Côte d'Ivoire et Afrique occidentale
L’Union africaine appelle à « explorer le dialogue avec les extrémistes »

Suite à l’échange de deux cents détenus contre quatre otages au Mali, un nouvel angle d’approche sur sujet est envisagé.

Smaïl Chergui est commissaire de l’Union africaine (UA) à la paix et la sécurité. Il exhorte à une nouvelle logique : « explorer le dialogue avec les extrémistes »« Le terrorisme et les violences entre communautés persistent et la menace s’étend en Afrique de l’Ouest » déclare Smaïl Chergui. « La violence quasi quotidienne, associée à des allégations récurrentes de manquements aux droits de l’homme, a dressé les communautés les unes contre les autres d’une part, et contre les forces de sécurité et de défense d’autre part » précise le haut responsable de l’UA.

La crise au Sahel dure depuis maintenant huit années et la présence militaire croissante d’acteurs multiples, la France, l’ONU et la force antidjihadiste du G5 Sahel (Mauritanie, Mali, Burkina Faso, Niger et Tchad), n’a produit que « des avancées non décisives » Smaïl Chergui.

Celui- ci souhaite envisager d’autres stratégies alors que les partenaires du Mali déployés au Sahel « initialement pour une courte durée », « s’y trouvent toujours ».

Aussi selon M. Chergui ; « Le moment est venu de revisiter et d’adapter les stratégies de stabilisation de la région du Sahel pour les unifier », poursuit-il. « Toute idée innovante est la bienvenue pour faire taire les armes en Afrique, en premier lieu celles portées par les terroristes et les extrémistes violents ».

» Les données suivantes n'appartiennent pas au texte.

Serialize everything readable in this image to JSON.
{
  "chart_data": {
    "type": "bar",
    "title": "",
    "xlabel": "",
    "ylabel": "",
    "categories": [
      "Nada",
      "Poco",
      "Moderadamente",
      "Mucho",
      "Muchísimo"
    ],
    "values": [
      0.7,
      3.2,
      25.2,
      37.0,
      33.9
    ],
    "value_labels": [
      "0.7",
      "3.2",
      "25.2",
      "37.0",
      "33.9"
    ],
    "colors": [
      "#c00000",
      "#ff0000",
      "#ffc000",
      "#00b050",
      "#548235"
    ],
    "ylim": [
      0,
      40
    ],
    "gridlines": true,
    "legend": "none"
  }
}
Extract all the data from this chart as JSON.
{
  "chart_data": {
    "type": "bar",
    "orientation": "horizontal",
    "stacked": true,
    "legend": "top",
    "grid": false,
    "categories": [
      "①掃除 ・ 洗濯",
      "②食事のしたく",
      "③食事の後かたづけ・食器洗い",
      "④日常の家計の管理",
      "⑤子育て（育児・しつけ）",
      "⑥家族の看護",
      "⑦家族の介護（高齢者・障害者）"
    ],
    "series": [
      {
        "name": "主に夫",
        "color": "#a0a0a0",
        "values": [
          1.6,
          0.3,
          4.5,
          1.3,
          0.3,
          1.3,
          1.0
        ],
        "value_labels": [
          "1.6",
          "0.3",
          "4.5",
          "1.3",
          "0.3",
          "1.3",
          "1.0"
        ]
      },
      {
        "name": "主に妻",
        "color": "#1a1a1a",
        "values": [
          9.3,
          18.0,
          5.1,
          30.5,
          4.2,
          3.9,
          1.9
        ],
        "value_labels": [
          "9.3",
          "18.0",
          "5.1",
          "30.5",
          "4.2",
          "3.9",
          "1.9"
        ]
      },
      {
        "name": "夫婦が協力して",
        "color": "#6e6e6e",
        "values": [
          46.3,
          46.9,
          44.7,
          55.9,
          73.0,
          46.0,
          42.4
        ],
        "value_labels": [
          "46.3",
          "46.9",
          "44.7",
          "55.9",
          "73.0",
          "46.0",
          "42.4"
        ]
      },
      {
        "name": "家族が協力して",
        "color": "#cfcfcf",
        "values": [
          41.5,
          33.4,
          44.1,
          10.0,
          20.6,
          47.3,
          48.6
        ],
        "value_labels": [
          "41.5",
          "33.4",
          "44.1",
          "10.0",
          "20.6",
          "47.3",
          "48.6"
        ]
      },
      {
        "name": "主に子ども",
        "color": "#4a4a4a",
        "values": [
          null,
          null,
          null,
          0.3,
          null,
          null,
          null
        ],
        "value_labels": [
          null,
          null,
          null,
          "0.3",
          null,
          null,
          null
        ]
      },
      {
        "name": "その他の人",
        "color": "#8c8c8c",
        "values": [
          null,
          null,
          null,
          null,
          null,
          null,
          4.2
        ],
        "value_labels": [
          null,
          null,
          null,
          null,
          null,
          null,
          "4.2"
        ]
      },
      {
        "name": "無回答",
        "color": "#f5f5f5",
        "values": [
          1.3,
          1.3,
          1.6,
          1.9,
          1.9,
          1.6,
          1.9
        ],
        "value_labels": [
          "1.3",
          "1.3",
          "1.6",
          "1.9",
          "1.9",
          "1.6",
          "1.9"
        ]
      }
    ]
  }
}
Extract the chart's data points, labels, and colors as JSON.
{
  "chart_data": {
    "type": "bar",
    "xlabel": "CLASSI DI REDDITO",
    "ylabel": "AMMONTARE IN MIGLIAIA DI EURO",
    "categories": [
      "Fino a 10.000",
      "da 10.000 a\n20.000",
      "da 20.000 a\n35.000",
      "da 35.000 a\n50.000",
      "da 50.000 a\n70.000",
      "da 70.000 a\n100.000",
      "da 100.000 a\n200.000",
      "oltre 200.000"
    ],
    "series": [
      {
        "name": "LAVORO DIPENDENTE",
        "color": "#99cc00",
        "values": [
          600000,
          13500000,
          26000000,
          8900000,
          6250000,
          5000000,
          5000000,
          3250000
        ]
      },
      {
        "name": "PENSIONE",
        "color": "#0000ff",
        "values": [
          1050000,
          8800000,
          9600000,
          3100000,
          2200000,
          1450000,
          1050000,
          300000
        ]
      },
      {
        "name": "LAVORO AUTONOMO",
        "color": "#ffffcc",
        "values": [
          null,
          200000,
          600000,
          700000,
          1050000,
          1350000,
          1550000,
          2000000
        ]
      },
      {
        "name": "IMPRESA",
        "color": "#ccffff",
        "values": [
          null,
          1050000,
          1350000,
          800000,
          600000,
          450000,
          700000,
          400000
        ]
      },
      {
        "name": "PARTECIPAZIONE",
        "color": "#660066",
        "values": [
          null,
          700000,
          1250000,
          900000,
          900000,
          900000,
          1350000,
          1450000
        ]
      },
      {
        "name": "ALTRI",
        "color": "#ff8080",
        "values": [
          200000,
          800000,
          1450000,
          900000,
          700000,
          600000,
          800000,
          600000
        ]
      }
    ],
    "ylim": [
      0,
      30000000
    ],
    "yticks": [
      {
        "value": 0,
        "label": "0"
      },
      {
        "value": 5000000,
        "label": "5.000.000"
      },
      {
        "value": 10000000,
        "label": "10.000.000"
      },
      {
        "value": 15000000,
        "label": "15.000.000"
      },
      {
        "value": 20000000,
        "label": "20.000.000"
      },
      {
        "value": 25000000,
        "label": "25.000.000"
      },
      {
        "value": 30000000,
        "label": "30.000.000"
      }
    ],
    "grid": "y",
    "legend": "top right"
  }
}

Pour autant, les gouvernements malien et français avaient en son temps refusé de suivre les recommandations d’une conférence d’entente nationale organisée en 2017 à Bamako, en faveur de l’ouverture de négociations avec Iyad Ag Ghali et Amadou Koufa, un autre dirigeant du GSIM, dont le groupe opère dans le centre du pays.

Fort est de constater qu’au Mali les perspectives d’une éventuelle accalmie après la libération des otages n’a pas été constatée. Ainsi douze civils et onze militaires maliens ont été tués mardi 13 octobre par de présumés djihadistes dans le centre du Mali.